Art Original
Identifikasi Tingkat Kepatuhan Penggunaan Safety Belt Di Kota Bangkinang Kabupaten Kampar
Teknologi berperan sangat penting dalam perkembangannya dalam menghasilkan mobil yang bagus. Mobil yang bagus membantu pengemudi menghindari kecelakaan dan juga melindungi pengemudi dan penumpang jika terjadi kecelakaan. Agar pengemudi terhindar dari kecelakaan, mobil dilengkapi dengan perangkat keselamatan yaitu sabuk pengaman. Sabuk pengaman menopang penumpang kendaraan, menjaga mereka tetap berada di dalam mobil jika terjadi tabrakan dan mengurangi dampak tabrakan. Berdasarkan keterangan dari AKBP Rido Purba mengatakan bahwa rendahnya kepatuhan hukum dapat dilihat dari tingginya pelanggaran lalu lintas yang terjadi di Kabupaten Kampar yaitu 669 pelanggaran pada Operasi Keselamatan Lancang Kuning 2022 Satuan Lalu Lintas (Satlantas) Polres Kampar.

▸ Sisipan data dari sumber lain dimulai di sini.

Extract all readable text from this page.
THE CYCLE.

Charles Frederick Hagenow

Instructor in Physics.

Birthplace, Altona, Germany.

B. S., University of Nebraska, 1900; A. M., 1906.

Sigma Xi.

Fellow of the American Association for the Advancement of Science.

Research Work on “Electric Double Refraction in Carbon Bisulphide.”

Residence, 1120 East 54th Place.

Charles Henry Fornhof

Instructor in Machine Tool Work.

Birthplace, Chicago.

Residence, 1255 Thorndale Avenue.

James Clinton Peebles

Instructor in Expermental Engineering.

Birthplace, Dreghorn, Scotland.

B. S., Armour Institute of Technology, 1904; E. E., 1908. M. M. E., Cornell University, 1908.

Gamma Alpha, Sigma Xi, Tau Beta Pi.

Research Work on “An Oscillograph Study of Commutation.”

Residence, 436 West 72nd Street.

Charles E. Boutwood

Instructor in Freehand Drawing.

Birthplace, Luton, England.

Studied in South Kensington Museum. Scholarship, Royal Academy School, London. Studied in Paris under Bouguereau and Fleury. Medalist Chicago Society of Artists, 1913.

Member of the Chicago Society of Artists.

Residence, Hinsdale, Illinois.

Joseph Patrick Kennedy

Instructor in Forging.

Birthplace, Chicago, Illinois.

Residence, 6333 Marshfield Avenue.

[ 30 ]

Jenis pelanggaran tertinggi karena pengendara tidak menggunakan helm sebanyak 111 pelanggar, kemudian disusul pelanggaran tidak menggunakan sabuk keselamatan sebanyak 81 pelanggar, tidak memiliki Surat Izin Mengemudi (SIM) dengan jumlah 61 pelanggar, pelangaran marka dan rambu lalu lintas dengan jumlah 23 pelanggar. Tujuan dari penelitian ini adalah untuk mengetahui tingkat kepatuhan penggunaan safety belt di Kota Bangkinang serta untuk mengetahui faktor apa saja yang mempengaruhi kepatuhan penggunaan safety belt di kota Bangkinang. Unit analisisnya adalah Bangkinang Kota, Kabupaten Kampar. Responden yang dijadikan sampel sebanyak 100 masyarakat. Sampel diambil dengan teknik accidental sampling. Pengumpulan data dilakukan dengan kuesioner. Metode analisis yang digunakan adalah uji chi square. Hasil penelitian ini menunjukkan bahwa Tingkat kepatuhan terhadap penggunaan safety belt terdapat bahwa nilai rata-rata 3,45 menunjukkan tingkat kepatuhan Sangat baik serta faktor penggunaan safety belt dipengaruhi oleh variabel internal dan eksternal yaitu pengetahuan, kemampuan, pengalaman, pengaruh sosial dan kondisi lingkungan.